Aufgaben und Ziele
der Arbeitsgemeinschaft Freier Schulen
In der Bundesarbeitsgemeinschaft Freier Schulen
arbeiten die fünf Vereinigungen und Verbände von Schulen in Freier
Trägerschaft auf Bundesebene zusammen. Durch diese sind in der AGFS ca. 3.500
Schulen und Bildungseinrichtungen mit etwa 650.000 Schülern organisiert.
Darunter an katholischen Schulen: 370.000 Schüler, an evangelischen Schulen:
50.000, an Schulen im VDP Verband Deutscher Privatschulverbände e.V.: 140.000, an Waldorfschulen: 80.000, an
Landerziehungsheimen: 6.000. über den VDP gehören zu der
Arbeitsgemeinschaft freier Schulen auch die 45 Schulen des Bundesverbands
der Freien Alternativschulen.
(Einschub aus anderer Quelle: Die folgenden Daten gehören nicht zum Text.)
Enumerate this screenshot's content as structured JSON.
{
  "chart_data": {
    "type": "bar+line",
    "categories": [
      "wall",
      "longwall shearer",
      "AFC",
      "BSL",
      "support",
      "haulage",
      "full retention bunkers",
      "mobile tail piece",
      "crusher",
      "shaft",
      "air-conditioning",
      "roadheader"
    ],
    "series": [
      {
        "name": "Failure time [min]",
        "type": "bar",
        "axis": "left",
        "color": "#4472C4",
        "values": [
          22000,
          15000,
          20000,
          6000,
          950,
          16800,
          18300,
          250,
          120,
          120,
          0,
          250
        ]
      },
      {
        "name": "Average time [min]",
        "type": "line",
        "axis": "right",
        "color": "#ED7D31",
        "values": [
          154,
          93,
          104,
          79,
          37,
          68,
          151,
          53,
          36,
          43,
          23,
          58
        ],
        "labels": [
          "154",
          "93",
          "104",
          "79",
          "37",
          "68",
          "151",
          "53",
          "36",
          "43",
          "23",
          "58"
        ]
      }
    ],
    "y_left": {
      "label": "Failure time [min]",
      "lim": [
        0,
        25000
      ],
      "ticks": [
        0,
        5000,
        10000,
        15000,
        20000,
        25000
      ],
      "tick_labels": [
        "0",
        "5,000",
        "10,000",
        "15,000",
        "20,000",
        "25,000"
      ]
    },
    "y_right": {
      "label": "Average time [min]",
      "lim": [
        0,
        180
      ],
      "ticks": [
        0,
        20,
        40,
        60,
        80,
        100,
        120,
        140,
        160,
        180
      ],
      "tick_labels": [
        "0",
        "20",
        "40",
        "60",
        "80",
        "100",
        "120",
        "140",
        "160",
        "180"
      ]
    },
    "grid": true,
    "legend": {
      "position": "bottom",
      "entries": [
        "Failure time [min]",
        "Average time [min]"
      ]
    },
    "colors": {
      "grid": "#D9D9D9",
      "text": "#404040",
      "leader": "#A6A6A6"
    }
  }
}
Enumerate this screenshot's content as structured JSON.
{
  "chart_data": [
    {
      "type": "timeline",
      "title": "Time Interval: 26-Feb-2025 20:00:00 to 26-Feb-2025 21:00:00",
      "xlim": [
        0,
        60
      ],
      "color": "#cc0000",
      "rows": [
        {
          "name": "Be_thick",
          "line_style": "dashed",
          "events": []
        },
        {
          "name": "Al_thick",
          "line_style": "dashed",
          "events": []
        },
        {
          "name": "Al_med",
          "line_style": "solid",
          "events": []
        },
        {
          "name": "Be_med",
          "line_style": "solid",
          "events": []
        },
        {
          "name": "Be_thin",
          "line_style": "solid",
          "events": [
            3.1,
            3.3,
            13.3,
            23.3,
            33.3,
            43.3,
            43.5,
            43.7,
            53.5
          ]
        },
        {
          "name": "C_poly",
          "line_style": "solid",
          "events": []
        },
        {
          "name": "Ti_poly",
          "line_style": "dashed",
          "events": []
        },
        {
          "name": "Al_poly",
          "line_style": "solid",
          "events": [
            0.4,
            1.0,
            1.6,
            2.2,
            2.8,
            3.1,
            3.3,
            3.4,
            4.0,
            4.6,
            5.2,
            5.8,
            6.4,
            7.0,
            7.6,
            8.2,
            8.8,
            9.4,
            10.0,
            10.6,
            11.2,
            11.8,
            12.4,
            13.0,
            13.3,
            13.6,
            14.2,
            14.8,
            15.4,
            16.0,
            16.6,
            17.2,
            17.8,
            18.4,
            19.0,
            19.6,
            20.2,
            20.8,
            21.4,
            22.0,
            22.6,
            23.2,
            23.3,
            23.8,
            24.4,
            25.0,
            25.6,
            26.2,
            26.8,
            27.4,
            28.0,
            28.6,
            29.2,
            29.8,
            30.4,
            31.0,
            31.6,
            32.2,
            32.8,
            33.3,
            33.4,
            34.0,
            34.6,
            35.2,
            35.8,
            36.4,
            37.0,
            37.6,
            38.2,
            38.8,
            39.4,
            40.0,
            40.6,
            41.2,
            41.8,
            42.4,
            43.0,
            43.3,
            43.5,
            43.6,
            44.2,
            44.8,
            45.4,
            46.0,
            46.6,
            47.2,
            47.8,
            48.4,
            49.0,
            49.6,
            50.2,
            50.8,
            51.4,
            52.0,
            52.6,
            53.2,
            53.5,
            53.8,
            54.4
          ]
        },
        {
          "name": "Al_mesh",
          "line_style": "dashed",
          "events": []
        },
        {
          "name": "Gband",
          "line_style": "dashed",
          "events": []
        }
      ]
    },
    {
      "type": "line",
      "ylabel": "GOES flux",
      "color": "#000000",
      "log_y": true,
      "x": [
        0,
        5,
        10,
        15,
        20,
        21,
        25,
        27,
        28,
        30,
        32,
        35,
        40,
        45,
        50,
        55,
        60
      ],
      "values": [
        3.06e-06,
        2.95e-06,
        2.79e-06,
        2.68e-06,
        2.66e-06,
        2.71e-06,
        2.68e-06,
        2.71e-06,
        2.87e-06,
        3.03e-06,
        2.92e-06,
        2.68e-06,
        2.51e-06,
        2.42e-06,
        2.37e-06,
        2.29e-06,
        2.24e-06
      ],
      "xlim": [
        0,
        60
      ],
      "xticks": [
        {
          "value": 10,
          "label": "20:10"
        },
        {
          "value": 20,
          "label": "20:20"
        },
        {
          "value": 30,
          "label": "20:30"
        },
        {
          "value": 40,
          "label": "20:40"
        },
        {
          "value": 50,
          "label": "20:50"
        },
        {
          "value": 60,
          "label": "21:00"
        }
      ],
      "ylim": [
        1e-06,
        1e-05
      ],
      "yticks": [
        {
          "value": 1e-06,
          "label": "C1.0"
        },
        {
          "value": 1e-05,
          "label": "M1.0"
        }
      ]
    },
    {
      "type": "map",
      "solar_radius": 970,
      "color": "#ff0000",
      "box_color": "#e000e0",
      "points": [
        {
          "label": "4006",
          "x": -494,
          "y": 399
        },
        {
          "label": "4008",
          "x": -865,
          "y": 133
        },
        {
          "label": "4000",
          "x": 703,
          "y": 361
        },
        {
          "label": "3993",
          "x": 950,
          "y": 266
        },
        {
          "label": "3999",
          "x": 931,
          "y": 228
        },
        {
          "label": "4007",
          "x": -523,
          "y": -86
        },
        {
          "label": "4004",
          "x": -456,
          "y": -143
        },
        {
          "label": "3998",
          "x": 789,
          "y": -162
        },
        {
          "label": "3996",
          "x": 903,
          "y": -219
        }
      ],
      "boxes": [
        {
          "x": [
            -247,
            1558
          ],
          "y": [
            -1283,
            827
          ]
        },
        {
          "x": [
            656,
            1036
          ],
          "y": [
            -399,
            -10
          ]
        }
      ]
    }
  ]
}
Damit repräsentiert die Arbeitsgemeinschaft
freier Schulen fast alle allgemein bildenden Schulen in freier Trägerschaft
in Deutschland sowie einen Großteil der berufsbildenden Schulen und
Bildungseinrichtungen in freier Trägerschaft. Etwa 6 Prozent aller Schülerinnen
und Schüler der Bundesrepublik Deutschland besuchen eine
allgemeinbildende Schule in freier
Trägerschaft.
Ziele
Die Bundesarbeitsgemeinschaft freier Schulen tritt insbesondere für eine
umfassende rechtliche und finanzielle Gleichstellung der öffentlichen
Schulen in freier Trägerschaft mit den öffentlichen Schulen in
staatlicher Trägerschaft ein, für die Schaffung von Pluralität im
Schulwesen, für den Gedanken, dass Schulen in freier Trägerschaft nicht
Ausnahme, Ersatz oder Beigabe des staatlichen Schulwesens sind, sondern
Garanten von Wahlmöglichkeit, von Vielfalt, Wettbewerb und Anreiz. Die
Arbeitsgemeinschaft freier Schulen propagiert Schulvielfalt als einen
essenziellen Bestandteil einer demokratischen Bürgergesellschaft. Der
Staat selbst sollte sich in einer demokratischen Gesellschaft im Rahmen
von Toleranz und Menschenrechten einer Behinderung oder Bevorzugung
verschiedener Wertorientierungen enthalten, aber allen Orientierungen die
Entfaltung ermöglichen. So verstehen wir Pluralismus im Schulwesen als
Verfassungsgebot eines demokratischen Staatswesens.
Aktuelle Situation
Die aktuelle Situation der Schulen in freier Trägerschaft ist dadurch
gekennzeichnet, dass die vorstehenden Ziele – trotz in der Vergangenheit
erzielter Fortschritte – noch lange nicht erreicht sind. Neben den vielfältigen
Hemmnissen bei der Errichtung und der Genehmigung neuer Schulen, bei der
Erteilung von Lehr- und Unterrichtgenehmigungen usw., ist es vor allem die
mangelhafte finanzielle Ausstattung der Schulen in freier Trägerschaft,
die den Schulträgern zu schaffen macht. Die Schulen in freier Trägerschaft
leisten 100 Prozent Schule, bekommen dafür aber in einigen Bundesländern nur etwa
50 Prozent staatliche Finanzhilfe. Ein Ergebnis dieser restriktiven
Politik ist die Tatsache, dass Deutschland mit der Zahl von Schulen in
freier Trägerschaft im europäischen Vergleich zu den Schlusslichtern gehört.